To monitor cost and accurately attribute Databricks usage to your organization’s business units and teams (for chargebacks, for example), you can tag clusters and pools. These tags propagate both to detailed DBU usage reports and to AWS EC2 and AWS EBS instances for cost analysis.

Tagged objects and resources

You can add custom tags for the following objects managed by Databricks:

Object

Tagging interface (UI)

Tagging interface (API)

Pool

Pool UI in the Databricks workspace

Instance Pool API

Cluster

Cluster UI in the Databricks workspace

Clusters API

Warning

Do not assign a custom tag with the key Name to a cluster. Every cluster has a tag Name whose value is set by Databricks. If you change the value associated with the key Name, the cluster can no longer be tracked by Databricks. As a consequence, the cluster might not be terminated after becoming idle and will continue to incur usage costs.

Databricks adds the following default tags to all pools and clusters:

Pool tag key name

Value

Vendor

Constant “Databricks”

DatabricksInstancePoolCreatorId

Databricks internal identifier of the user who created the pool

DatabricksInstancePoolId

Databricks internal identifier of the pool

Cluster tag key name

Value

Vendor

Constant “Databricks”

ClusterId

Databricks internal identifier of the cluster

ClusterName

Name of the cluster

Creator

Username (email address) of the user who created the cluster

On job clusters, Databricks also applies the following default tags:

Cluster tag key name

Value

RunName

Job name

JobId

Job ID

On resources used by Databricks SQL, Databricks also applies the following default tag:

Cluster tag key name

Value

SqlEndpointId

Databricks internal identifier of the SQL endpoint

Tag propagation

Tags are propagated to AWS EC2 instances differently depending on whether or not a cluster was created from a pool.

cluster and pool tag propagation

If a cluster is created from a pool, its EC2 instances inherit only the custom and default pool tags, not the cluster tags.

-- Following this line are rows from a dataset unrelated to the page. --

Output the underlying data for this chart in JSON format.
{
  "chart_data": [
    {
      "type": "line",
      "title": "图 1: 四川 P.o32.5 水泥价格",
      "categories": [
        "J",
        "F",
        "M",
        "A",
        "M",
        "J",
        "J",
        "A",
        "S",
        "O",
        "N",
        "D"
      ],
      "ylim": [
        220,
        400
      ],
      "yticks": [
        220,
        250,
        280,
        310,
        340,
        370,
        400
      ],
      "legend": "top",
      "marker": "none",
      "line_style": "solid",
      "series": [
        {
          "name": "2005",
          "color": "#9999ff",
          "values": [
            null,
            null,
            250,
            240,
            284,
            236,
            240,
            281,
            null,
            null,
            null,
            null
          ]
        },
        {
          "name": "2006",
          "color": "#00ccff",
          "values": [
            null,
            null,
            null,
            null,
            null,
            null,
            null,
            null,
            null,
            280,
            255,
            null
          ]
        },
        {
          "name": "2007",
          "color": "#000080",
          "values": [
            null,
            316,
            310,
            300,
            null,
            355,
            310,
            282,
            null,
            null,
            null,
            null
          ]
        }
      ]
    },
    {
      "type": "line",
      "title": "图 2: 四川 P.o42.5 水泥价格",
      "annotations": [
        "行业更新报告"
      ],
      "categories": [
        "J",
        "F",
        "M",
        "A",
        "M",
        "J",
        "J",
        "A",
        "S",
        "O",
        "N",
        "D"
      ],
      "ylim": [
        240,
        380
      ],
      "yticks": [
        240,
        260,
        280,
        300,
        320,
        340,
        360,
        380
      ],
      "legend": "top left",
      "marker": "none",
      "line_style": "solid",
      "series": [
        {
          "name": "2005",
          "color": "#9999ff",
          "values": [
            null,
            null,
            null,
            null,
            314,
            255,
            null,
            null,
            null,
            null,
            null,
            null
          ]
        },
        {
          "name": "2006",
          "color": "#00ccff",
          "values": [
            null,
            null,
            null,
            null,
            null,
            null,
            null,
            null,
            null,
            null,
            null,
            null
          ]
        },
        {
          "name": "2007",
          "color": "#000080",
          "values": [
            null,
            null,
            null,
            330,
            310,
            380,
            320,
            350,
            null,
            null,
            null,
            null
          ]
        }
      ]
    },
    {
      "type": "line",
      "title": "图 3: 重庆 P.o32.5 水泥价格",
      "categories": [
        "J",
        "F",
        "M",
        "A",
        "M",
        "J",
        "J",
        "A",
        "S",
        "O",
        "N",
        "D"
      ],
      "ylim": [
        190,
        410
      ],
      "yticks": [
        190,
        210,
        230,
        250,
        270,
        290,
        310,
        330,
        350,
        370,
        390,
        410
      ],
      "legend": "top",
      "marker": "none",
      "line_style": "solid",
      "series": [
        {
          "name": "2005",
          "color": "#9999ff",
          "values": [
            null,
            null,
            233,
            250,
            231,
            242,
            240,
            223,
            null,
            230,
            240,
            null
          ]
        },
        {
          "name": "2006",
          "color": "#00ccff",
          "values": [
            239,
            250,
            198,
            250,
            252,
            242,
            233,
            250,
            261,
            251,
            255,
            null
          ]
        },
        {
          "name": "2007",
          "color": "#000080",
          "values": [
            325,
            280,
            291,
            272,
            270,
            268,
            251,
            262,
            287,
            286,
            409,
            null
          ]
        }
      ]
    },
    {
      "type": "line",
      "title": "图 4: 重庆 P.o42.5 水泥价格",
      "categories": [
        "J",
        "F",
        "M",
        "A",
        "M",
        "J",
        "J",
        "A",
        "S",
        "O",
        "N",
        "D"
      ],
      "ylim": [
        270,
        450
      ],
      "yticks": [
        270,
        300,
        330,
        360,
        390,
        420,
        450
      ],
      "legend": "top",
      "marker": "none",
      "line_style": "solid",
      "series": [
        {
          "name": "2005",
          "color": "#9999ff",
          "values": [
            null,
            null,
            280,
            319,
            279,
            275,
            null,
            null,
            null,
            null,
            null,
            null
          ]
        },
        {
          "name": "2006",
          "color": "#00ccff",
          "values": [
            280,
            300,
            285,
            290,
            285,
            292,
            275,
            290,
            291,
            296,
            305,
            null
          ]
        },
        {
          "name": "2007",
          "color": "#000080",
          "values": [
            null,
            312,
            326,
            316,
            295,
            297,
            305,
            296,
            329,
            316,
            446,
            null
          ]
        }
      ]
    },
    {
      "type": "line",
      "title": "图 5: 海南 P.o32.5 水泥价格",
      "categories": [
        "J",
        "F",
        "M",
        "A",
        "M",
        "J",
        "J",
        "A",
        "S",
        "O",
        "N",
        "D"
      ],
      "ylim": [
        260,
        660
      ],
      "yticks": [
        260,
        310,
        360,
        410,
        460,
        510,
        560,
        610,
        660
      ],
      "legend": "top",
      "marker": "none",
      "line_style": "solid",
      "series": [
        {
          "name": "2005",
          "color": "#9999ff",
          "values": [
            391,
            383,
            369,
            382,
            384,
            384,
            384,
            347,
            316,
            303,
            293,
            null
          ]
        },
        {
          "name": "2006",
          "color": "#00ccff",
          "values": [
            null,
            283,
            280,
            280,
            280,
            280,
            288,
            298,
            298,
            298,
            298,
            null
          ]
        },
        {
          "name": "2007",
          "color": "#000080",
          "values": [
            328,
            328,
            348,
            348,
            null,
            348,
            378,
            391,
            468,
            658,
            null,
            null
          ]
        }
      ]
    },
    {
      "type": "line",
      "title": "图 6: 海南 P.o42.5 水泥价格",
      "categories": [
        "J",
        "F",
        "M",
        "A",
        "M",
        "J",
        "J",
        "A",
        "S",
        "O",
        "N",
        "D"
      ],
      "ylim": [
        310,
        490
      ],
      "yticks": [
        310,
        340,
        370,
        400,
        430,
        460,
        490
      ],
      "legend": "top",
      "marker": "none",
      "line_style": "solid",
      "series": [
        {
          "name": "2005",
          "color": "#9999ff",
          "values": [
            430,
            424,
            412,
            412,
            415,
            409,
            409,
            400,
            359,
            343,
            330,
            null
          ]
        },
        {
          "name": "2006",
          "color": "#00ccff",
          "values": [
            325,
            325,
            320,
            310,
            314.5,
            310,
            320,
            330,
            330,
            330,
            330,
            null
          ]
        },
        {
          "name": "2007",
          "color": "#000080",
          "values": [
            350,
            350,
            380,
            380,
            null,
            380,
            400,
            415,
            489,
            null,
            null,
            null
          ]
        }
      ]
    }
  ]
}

Therefore if you want to create clusters from a pool, make sure to assign all of the custom cluster tags you need to the pool.

If a cluster is not created from a pool, its tags propagate as expected to EC2 instances.

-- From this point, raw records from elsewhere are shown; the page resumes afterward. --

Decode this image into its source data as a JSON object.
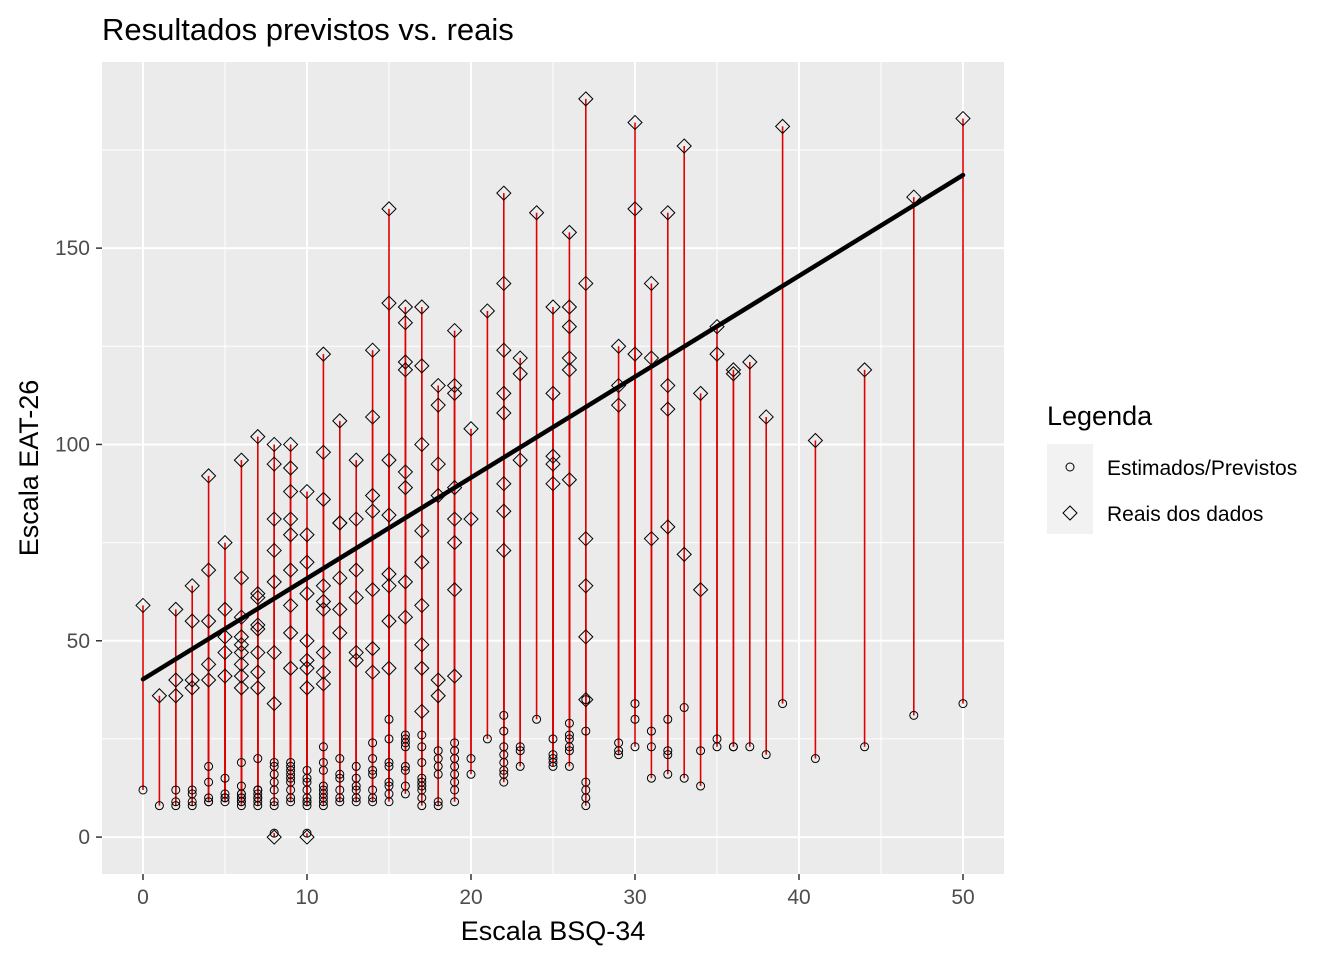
{
  "chart_data": {
    "type": "scatter",
    "title": "Resultados previstos vs. reais",
    "xlabel": "Escala BSQ-34",
    "ylabel": "Escala EAT-26",
    "xlim": [
      -2.5,
      52.5
    ],
    "ylim": [
      -9.4,
      197.4
    ],
    "x_ticks": [
      0,
      10,
      20,
      30,
      40,
      50
    ],
    "y_ticks": [
      0,
      50,
      100,
      150
    ],
    "grid": true,
    "legend_position": "right",
    "legend": {
      "title": "Legenda",
      "entries": [
        {
          "label": "Estimados/Previstos",
          "shape": "circle"
        },
        {
          "label": "Reais dos dados",
          "shape": "diamond"
        }
      ]
    },
    "regression_line": {
      "color": "#000000",
      "x": [
        0,
        50
      ],
      "y": [
        40.2,
        168.6
      ]
    },
    "segment_color": "#e00000",
    "pairs": [
      [
        0,
        12,
        59
      ],
      [
        1,
        8,
        36
      ],
      [
        2,
        8,
        36
      ],
      [
        2,
        9,
        40
      ],
      [
        2,
        12,
        58
      ],
      [
        3,
        8,
        38
      ],
      [
        3,
        9,
        40
      ],
      [
        3,
        11,
        55
      ],
      [
        3,
        12,
        64
      ],
      [
        4,
        9,
        40
      ],
      [
        4,
        9,
        44
      ],
      [
        4,
        10,
        55
      ],
      [
        4,
        14,
        68
      ],
      [
        4,
        18,
        92
      ],
      [
        5,
        9,
        41
      ],
      [
        5,
        10,
        47
      ],
      [
        5,
        10,
        51
      ],
      [
        5,
        11,
        58
      ],
      [
        5,
        15,
        75
      ],
      [
        6,
        8,
        38
      ],
      [
        6,
        9,
        41
      ],
      [
        6,
        9,
        44
      ],
      [
        6,
        10,
        47
      ],
      [
        6,
        10,
        49
      ],
      [
        6,
        11,
        51
      ],
      [
        6,
        11,
        56
      ],
      [
        6,
        13,
        66
      ],
      [
        6,
        19,
        96
      ],
      [
        7,
        8,
        38
      ],
      [
        7,
        9,
        42
      ],
      [
        7,
        10,
        47
      ],
      [
        7,
        10,
        53
      ],
      [
        7,
        11,
        54
      ],
      [
        7,
        12,
        61
      ],
      [
        7,
        12,
        62
      ],
      [
        7,
        20,
        102
      ],
      [
        8,
        1,
        0
      ],
      [
        8,
        8,
        34
      ],
      [
        8,
        9,
        47
      ],
      [
        8,
        12,
        65
      ],
      [
        8,
        14,
        73
      ],
      [
        8,
        16,
        81
      ],
      [
        8,
        18,
        95
      ],
      [
        8,
        19,
        100
      ],
      [
        9,
        9,
        43
      ],
      [
        9,
        10,
        52
      ],
      [
        9,
        12,
        59
      ],
      [
        9,
        14,
        68
      ],
      [
        9,
        15,
        77
      ],
      [
        9,
        16,
        81
      ],
      [
        9,
        17,
        88
      ],
      [
        9,
        18,
        94
      ],
      [
        9,
        19,
        100
      ],
      [
        10,
        1,
        0
      ],
      [
        10,
        8,
        38
      ],
      [
        10,
        9,
        43
      ],
      [
        10,
        9,
        45
      ],
      [
        10,
        10,
        50
      ],
      [
        10,
        12,
        62
      ],
      [
        10,
        14,
        70
      ],
      [
        10,
        15,
        77
      ],
      [
        10,
        17,
        88
      ],
      [
        11,
        8,
        39
      ],
      [
        11,
        9,
        42
      ],
      [
        11,
        10,
        47
      ],
      [
        11,
        11,
        58
      ],
      [
        11,
        12,
        60
      ],
      [
        11,
        13,
        64
      ],
      [
        11,
        17,
        86
      ],
      [
        11,
        19,
        98
      ],
      [
        11,
        23,
        123
      ],
      [
        12,
        9,
        52
      ],
      [
        12,
        10,
        58
      ],
      [
        12,
        12,
        66
      ],
      [
        12,
        15,
        80
      ],
      [
        12,
        16,
        80
      ],
      [
        12,
        20,
        106
      ],
      [
        13,
        9,
        45
      ],
      [
        13,
        10,
        47
      ],
      [
        13,
        12,
        61
      ],
      [
        13,
        13,
        68
      ],
      [
        13,
        15,
        81
      ],
      [
        13,
        18,
        96
      ],
      [
        14,
        9,
        42
      ],
      [
        14,
        10,
        48
      ],
      [
        14,
        12,
        63
      ],
      [
        14,
        16,
        83
      ],
      [
        14,
        17,
        87
      ],
      [
        14,
        20,
        107
      ],
      [
        14,
        24,
        124
      ],
      [
        15,
        9,
        43
      ],
      [
        15,
        11,
        55
      ],
      [
        15,
        13,
        64
      ],
      [
        15,
        14,
        67
      ],
      [
        15,
        18,
        82
      ],
      [
        15,
        19,
        96
      ],
      [
        15,
        25,
        136
      ],
      [
        15,
        30,
        160
      ],
      [
        16,
        11,
        56
      ],
      [
        16,
        13,
        65
      ],
      [
        16,
        17,
        89
      ],
      [
        16,
        18,
        93
      ],
      [
        16,
        23,
        119
      ],
      [
        16,
        24,
        121
      ],
      [
        16,
        25,
        131
      ],
      [
        16,
        26,
        135
      ],
      [
        17,
        8,
        32
      ],
      [
        17,
        10,
        43
      ],
      [
        17,
        12,
        49
      ],
      [
        17,
        13,
        59
      ],
      [
        17,
        14,
        70
      ],
      [
        17,
        15,
        78
      ],
      [
        17,
        19,
        100
      ],
      [
        17,
        23,
        120
      ],
      [
        17,
        26,
        135
      ],
      [
        18,
        8,
        36
      ],
      [
        18,
        9,
        40
      ],
      [
        18,
        16,
        87
      ],
      [
        18,
        18,
        95
      ],
      [
        18,
        20,
        110
      ],
      [
        18,
        22,
        115
      ],
      [
        19,
        9,
        41
      ],
      [
        19,
        12,
        63
      ],
      [
        19,
        14,
        75
      ],
      [
        19,
        16,
        81
      ],
      [
        19,
        18,
        89
      ],
      [
        19,
        20,
        113
      ],
      [
        19,
        22,
        115
      ],
      [
        19,
        24,
        129
      ],
      [
        20,
        16,
        81
      ],
      [
        20,
        20,
        104
      ],
      [
        21,
        25,
        134
      ],
      [
        22,
        14,
        73
      ],
      [
        22,
        16,
        83
      ],
      [
        22,
        17,
        90
      ],
      [
        22,
        19,
        108
      ],
      [
        22,
        21,
        113
      ],
      [
        22,
        23,
        124
      ],
      [
        22,
        27,
        141
      ],
      [
        22,
        31,
        164
      ],
      [
        23,
        18,
        96
      ],
      [
        23,
        22,
        118
      ],
      [
        23,
        23,
        122
      ],
      [
        24,
        30,
        159
      ],
      [
        25,
        18,
        90
      ],
      [
        25,
        19,
        95
      ],
      [
        25,
        20,
        97
      ],
      [
        25,
        21,
        113
      ],
      [
        25,
        25,
        135
      ],
      [
        26,
        18,
        91
      ],
      [
        26,
        22,
        119
      ],
      [
        26,
        23,
        122
      ],
      [
        26,
        25,
        130
      ],
      [
        26,
        26,
        135
      ],
      [
        26,
        29,
        154
      ],
      [
        27,
        8,
        35
      ],
      [
        27,
        10,
        51
      ],
      [
        27,
        12,
        64
      ],
      [
        27,
        14,
        76
      ],
      [
        27,
        27,
        141
      ],
      [
        27,
        35,
        188
      ],
      [
        29,
        21,
        110
      ],
      [
        29,
        22,
        115
      ],
      [
        29,
        24,
        125
      ],
      [
        30,
        23,
        123
      ],
      [
        30,
        30,
        160
      ],
      [
        30,
        34,
        182
      ],
      [
        31,
        15,
        76
      ],
      [
        31,
        23,
        122
      ],
      [
        31,
        27,
        141
      ],
      [
        32,
        16,
        79
      ],
      [
        32,
        21,
        109
      ],
      [
        32,
        22,
        115
      ],
      [
        32,
        30,
        159
      ],
      [
        33,
        15,
        72
      ],
      [
        33,
        33,
        176
      ],
      [
        34,
        13,
        63
      ],
      [
        34,
        22,
        113
      ],
      [
        35,
        23,
        123
      ],
      [
        35,
        25,
        130
      ],
      [
        36,
        23,
        118
      ],
      [
        36,
        23,
        119
      ],
      [
        37,
        23,
        121
      ],
      [
        38,
        21,
        107
      ],
      [
        39,
        34,
        181
      ],
      [
        41,
        20,
        101
      ],
      [
        44,
        23,
        119
      ],
      [
        47,
        31,
        163
      ],
      [
        50,
        34,
        183
      ]
    ]
  }
}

Cluster and pool tags both propagate to DBU usage reports, whether or not the cluster was created from a pool.

If there is a tag name conflict, Databricks default tags take precedence over custom tags and pool tags take precedence over cluster tags.

Limitations

  • Tag keys and values can contain only characters from the ISO 8859-1 (latin1) set. Tags containing other characters are ignored.

  • If you change tag keys names or values, these changes apply only after cluster restart or pool expansion.